The Presidential Youth Inaugural Conference, held over President Obama's Inauguration, collected up to $2,900 from thousands of high school and college students for four days of lectures and events, some with high-profile politicians such as Colin Powell and Al Gore. But students say they were misled into thinking they would have tickets to the swearing-in and official Inaugural Ball.
In an August letter sent to attendees, the conference organizers said, "On the Mall, you will watch the new President take the oath of office and listen as he addresses the nation. You will then have an opportunity to view the inaugural parade as the new President, Vice President and their families make their way down Pennsylvania Avenue from the U.S. Capitol Building to the White House."
But many participants said they missed both the swearing-in and parade because of the crowds and difficulty getting downtown. As for the ball, the conference hosted an "unofficial" ball, which means neither President Obama nor Beyonce were there, at the National Air and Space Museum.
“I told everyone I would be going to the inauguration and the inaugural ball,” Caitlin Armstrong, an 18-year-old sophomore at Auburn University, said last week. She was disappointed to discover that neither was true.

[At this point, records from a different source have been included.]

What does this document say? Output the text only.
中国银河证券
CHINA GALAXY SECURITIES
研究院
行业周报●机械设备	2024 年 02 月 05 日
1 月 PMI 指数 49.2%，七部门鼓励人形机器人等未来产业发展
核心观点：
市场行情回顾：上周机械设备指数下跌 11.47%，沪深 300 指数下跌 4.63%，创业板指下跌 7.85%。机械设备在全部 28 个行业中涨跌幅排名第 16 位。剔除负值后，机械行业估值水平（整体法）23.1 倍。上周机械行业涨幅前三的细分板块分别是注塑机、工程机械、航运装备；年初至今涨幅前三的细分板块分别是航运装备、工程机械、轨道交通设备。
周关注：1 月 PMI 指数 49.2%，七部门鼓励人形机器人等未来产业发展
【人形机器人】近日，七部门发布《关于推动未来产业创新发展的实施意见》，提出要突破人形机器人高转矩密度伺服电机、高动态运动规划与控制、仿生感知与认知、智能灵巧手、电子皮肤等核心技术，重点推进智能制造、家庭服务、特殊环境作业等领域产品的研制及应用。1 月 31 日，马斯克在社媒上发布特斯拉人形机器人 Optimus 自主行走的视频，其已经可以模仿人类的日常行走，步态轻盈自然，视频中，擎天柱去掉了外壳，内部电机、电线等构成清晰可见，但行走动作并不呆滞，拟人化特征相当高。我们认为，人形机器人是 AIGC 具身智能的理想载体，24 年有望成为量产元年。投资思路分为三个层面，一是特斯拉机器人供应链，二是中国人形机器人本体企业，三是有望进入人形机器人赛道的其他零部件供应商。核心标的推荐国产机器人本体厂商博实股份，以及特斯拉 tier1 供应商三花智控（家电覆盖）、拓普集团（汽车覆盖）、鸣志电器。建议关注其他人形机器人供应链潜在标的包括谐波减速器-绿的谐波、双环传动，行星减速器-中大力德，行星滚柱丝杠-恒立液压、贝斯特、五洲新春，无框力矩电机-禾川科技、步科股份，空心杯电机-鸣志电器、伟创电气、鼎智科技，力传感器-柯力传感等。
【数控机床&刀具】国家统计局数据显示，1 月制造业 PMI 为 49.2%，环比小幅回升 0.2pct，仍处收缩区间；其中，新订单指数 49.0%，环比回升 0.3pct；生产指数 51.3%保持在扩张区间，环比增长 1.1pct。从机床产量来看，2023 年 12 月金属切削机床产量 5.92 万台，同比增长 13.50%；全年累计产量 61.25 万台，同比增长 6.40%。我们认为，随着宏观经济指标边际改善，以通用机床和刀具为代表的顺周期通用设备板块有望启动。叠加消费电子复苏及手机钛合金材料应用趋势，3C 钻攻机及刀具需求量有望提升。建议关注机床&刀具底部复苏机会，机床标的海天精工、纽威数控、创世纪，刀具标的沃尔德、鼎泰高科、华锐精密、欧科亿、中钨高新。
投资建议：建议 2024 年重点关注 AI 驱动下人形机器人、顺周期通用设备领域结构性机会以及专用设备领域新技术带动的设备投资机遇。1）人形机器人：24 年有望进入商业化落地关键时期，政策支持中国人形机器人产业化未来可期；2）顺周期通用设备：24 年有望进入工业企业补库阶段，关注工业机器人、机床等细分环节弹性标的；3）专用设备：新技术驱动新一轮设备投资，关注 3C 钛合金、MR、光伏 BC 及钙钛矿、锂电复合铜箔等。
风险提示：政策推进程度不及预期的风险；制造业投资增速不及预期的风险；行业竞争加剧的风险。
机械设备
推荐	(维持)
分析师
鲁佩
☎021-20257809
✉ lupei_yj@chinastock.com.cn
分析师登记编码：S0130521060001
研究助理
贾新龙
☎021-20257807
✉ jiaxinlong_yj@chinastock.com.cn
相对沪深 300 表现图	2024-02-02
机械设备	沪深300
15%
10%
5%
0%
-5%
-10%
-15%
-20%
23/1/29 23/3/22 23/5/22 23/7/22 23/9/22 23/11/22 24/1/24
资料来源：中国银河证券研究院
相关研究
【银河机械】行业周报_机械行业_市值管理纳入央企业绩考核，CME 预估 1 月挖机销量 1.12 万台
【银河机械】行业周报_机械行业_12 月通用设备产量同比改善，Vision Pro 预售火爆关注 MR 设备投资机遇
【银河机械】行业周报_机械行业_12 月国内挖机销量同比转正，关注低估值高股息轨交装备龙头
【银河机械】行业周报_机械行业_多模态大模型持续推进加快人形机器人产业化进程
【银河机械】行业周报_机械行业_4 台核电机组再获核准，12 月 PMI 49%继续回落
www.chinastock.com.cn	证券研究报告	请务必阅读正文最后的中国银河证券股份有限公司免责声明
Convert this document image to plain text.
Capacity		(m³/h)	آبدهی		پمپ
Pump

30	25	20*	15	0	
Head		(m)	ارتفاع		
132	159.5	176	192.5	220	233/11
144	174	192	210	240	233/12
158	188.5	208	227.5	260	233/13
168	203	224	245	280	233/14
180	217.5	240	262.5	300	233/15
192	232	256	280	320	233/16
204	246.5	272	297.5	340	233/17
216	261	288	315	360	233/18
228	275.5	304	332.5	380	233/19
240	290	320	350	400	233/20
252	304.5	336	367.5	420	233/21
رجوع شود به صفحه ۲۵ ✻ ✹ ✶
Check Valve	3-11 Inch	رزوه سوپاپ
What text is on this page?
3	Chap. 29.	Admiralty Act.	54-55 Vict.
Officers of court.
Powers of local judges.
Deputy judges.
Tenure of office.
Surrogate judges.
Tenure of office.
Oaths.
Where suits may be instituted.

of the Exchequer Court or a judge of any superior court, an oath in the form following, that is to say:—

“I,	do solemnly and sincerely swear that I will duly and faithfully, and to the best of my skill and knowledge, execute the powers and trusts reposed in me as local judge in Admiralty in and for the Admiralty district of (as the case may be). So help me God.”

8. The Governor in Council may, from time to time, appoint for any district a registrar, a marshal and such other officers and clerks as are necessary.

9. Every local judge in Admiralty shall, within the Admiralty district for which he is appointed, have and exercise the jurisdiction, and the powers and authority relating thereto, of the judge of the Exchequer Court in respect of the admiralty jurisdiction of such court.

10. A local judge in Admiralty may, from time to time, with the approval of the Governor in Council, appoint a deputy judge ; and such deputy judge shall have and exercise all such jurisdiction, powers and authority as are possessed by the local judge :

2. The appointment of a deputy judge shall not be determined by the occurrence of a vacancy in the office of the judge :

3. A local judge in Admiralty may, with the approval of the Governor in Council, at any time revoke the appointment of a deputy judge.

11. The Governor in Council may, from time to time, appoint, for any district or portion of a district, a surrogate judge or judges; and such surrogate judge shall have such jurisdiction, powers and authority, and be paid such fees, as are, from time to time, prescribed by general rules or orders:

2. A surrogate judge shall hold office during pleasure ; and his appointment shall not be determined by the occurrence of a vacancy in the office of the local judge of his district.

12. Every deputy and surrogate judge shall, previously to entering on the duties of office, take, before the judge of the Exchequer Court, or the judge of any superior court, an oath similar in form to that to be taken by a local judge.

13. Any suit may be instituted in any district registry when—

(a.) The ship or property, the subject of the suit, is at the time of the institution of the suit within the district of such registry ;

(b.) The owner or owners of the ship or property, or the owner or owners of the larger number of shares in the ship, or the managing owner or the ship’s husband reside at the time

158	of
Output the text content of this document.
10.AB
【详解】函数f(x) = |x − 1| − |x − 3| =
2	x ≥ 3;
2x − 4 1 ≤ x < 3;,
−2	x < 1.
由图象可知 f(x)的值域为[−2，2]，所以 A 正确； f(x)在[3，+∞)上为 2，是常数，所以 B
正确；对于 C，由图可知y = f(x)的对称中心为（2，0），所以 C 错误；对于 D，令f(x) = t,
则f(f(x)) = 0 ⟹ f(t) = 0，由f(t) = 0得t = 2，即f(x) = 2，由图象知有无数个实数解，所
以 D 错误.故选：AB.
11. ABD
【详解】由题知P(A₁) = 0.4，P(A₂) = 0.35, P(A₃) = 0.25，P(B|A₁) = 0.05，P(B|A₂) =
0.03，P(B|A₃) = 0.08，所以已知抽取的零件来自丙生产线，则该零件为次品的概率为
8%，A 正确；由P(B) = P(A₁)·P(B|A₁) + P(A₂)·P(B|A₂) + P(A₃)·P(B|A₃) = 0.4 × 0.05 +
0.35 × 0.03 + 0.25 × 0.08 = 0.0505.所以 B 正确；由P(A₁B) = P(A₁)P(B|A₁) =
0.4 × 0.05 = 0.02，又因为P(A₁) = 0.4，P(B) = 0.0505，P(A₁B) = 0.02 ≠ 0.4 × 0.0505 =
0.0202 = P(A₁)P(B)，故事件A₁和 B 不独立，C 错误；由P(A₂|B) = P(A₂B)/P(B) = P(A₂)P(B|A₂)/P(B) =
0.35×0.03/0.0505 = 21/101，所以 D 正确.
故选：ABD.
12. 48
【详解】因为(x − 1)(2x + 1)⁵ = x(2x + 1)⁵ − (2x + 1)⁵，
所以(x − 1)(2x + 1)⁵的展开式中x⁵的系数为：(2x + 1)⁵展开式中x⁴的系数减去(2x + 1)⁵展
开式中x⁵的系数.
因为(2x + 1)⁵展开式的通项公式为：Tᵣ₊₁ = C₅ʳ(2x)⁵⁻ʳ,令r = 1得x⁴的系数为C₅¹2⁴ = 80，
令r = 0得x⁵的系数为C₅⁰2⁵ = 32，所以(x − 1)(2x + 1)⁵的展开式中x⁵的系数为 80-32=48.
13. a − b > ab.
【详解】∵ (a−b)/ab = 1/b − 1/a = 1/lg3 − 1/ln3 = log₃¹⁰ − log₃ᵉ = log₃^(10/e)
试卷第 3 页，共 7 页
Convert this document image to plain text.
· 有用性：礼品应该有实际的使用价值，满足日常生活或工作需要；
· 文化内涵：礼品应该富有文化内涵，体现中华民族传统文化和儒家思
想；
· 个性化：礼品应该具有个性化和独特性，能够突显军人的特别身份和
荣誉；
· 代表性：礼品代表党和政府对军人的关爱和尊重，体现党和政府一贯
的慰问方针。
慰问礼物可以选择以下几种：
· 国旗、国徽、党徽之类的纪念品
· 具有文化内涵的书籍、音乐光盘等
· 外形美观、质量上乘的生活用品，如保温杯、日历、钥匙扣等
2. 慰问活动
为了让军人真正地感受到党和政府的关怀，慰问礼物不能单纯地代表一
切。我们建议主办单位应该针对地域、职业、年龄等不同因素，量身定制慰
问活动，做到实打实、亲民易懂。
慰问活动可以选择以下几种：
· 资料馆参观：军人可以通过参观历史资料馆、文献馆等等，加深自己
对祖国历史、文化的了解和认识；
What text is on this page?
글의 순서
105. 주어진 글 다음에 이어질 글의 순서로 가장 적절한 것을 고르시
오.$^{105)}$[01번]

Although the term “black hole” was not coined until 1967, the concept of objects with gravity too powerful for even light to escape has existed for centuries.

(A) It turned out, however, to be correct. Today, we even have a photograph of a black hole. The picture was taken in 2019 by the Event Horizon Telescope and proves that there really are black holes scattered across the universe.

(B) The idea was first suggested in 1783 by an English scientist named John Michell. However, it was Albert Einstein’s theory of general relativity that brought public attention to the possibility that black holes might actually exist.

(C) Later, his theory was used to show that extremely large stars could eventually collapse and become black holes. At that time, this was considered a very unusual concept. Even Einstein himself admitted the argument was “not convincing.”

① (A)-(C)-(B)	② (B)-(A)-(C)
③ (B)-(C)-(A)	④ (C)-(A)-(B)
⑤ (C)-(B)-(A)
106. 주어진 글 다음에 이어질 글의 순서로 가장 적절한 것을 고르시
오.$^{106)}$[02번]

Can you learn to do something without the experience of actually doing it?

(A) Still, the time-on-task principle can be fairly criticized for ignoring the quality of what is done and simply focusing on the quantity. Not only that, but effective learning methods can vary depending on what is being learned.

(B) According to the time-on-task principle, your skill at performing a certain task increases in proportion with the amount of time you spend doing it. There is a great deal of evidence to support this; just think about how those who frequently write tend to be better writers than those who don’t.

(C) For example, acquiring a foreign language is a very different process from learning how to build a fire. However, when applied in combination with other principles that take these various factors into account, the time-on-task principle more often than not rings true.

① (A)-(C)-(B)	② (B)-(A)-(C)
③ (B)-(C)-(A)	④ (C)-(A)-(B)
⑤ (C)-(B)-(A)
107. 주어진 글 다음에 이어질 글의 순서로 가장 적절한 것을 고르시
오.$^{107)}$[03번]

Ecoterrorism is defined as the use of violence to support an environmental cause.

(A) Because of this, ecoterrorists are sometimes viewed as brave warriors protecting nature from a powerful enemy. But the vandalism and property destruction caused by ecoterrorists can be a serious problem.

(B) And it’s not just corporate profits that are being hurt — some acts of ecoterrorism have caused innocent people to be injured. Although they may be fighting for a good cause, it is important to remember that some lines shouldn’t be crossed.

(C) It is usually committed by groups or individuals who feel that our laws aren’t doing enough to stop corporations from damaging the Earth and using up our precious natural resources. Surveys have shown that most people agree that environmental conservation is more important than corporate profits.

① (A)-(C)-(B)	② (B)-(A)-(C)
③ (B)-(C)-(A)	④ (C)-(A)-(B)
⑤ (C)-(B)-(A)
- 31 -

Some of the students have called the event a scam and are taking their complaints to Facebook and other social networking sites, as well as a potential class action lawsuit.
The organizers behind the event, the Congressional Youth Leadership Council, released a statement over the weekend acknowledging students' discontent. They wrote that while they believed most participants has a "positive and life-changing experience," transportation and access difficulties caused problems for others. In addition to apologizing, they said they are investigating students' and parents' concerns and have started to provide refunds.